All Products
Search
Document Center

Alibaba Cloud Linux:Configure the blk-iocost weight-based throttling feature

Last Updated:Mar 14, 2024

The blk-iocost weight-based throttling feature is an Alibaba Cloud Linux improvement of the weight-based disk throttling feature of the cgroup I/O subsystem (blkcg). blk-iocost is an I/O controller that is used to allocate bandwidth to I/O operations on block devices based on the priorities of applications or processes. blk-iocost can also control the usage of the block device I/O bandwidth by specific applications or processes based on specified weight values. blk-iocost helps you better control and manage disk I/O resources.

Note

cgroup v1 and cgroup v2 are two versions of the resource management feature in the Linux kernel. In the Alibaba Cloud Linux kernel, the blk-iocost feature supports cgroup v1 and v2 interfaces. In most cases, only one version is activated and used in a system. To check whether the system uses the cgroup v1 interface or the cgroup v2 interface, run the stat -fc %T /sys/fs/cgroup command.

  • If tmpfs is returned, the cgroup v1 interface is used.

  • If cgroup2fs is returned, the cgroup v2 interface is used.

Usage notes

  • cost.qos

    This interface is used to enable or disable the blk-iocost feature and limits the I/O quality of service (QoS) rate based on the latency weight. The interface is a read/write interface whose file exists only in the root group of the blkcg. The full name of the interface file varies based on the cgroup version:

    • cgroup v1: blkio.cost.qos

    • cgroup v2: io.cost.qos

    Interface configuration:

    Each line in the configuration file starts with the major (MAJ) and minor (MIN) numbers of a disk in the MAJ:MIN format, followed by the following configurations. To query the MAJ and MIN numbers of a disk, run the lsblk | grep <disk name> command.

    • enable: specifies whether to enable the blk-iocost feature. Default value: 0.

      • 0: disables the blk-iocost feature.

      • 1: enables the blk-iocost feature.

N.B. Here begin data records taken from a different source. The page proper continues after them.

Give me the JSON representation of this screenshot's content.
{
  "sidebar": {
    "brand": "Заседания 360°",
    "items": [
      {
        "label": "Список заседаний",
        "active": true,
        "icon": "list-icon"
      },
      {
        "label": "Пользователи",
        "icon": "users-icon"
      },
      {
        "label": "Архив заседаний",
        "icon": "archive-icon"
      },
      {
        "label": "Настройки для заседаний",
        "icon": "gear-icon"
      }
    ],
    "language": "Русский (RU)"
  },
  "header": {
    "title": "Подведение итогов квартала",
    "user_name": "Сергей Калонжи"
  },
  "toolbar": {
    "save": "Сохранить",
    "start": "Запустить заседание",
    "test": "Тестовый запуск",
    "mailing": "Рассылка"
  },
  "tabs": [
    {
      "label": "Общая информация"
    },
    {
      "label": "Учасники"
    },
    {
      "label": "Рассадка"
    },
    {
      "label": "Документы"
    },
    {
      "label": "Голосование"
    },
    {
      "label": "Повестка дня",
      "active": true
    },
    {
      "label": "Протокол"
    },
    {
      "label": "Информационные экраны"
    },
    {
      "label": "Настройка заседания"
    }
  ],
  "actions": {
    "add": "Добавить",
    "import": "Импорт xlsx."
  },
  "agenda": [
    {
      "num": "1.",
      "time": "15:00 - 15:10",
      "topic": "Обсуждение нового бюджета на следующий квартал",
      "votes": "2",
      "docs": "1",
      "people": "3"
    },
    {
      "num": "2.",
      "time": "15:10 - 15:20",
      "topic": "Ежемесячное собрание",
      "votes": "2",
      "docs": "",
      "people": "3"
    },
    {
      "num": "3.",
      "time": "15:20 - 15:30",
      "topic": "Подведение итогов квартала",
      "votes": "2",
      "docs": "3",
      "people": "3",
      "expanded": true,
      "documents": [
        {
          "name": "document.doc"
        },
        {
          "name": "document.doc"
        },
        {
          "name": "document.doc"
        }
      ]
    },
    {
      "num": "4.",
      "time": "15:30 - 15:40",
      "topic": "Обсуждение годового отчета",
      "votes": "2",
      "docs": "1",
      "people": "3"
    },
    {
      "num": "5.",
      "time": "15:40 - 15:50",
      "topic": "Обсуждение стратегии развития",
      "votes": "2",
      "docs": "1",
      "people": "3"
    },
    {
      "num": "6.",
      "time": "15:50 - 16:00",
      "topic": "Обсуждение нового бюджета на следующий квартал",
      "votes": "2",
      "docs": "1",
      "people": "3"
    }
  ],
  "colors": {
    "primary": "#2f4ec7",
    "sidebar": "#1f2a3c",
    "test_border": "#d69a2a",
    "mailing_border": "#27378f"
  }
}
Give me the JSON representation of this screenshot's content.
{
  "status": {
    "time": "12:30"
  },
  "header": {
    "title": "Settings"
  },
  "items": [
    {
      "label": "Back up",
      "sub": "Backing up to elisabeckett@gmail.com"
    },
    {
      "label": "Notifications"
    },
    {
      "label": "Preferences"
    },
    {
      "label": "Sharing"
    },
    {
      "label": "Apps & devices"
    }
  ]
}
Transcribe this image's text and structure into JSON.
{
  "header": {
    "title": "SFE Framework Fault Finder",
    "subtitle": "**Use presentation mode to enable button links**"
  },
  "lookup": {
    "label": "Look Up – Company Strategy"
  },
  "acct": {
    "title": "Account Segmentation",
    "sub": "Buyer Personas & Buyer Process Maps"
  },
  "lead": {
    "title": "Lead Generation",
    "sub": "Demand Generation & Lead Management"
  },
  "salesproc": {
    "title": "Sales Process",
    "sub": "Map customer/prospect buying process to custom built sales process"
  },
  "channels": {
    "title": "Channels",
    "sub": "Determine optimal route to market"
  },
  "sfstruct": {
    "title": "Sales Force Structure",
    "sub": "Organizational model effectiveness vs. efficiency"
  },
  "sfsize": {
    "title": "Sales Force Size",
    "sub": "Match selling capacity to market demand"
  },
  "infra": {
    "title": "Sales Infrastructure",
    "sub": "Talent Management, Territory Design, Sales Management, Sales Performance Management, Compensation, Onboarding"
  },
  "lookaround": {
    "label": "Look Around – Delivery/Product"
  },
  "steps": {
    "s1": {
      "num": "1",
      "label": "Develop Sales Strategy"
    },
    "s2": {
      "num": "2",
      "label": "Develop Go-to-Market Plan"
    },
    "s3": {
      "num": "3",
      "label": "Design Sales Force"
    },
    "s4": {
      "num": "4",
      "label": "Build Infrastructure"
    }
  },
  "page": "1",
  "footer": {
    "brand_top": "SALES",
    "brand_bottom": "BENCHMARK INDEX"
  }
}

    • ctrl: the control mode. Valid values: auto and user.

      • auto: The system automatically detects the disk category and uses built-in parameters.

        Important

        If you set ctrl to auto and the category of the disk attached to an Elastic Compute Service (ECS) instance is SSD, such as standard SSD, enhanced SSD (ESSD), or Non-Volatile Memory Express (NVMe) SSD, you must set the rotational attribute of the SSD to 0. blk-iocost can more accurately evaluate I/O costs and tune scheduling policies to improve the I/O performance of SSDs. Sample command:

        sudo sh -c 'echo 0 > /sys/block/<DISK_NAME>/queue/rotational' # Replace <DISK_NAME> with the actual disk name.
      • user: Configure the following control parameters.

        • rpct: the read latency percentile. Valid values: 0 to 100.

        • rlat: the read latency threshold. Unit: microseconds.

        • wpct: the write latency percentile. Valid values: 0 to 100.

        • wlat: the write latency threshold. Unit: microseconds.

        • min: the minimum scaling percentage. Valid values: 1 to 10000.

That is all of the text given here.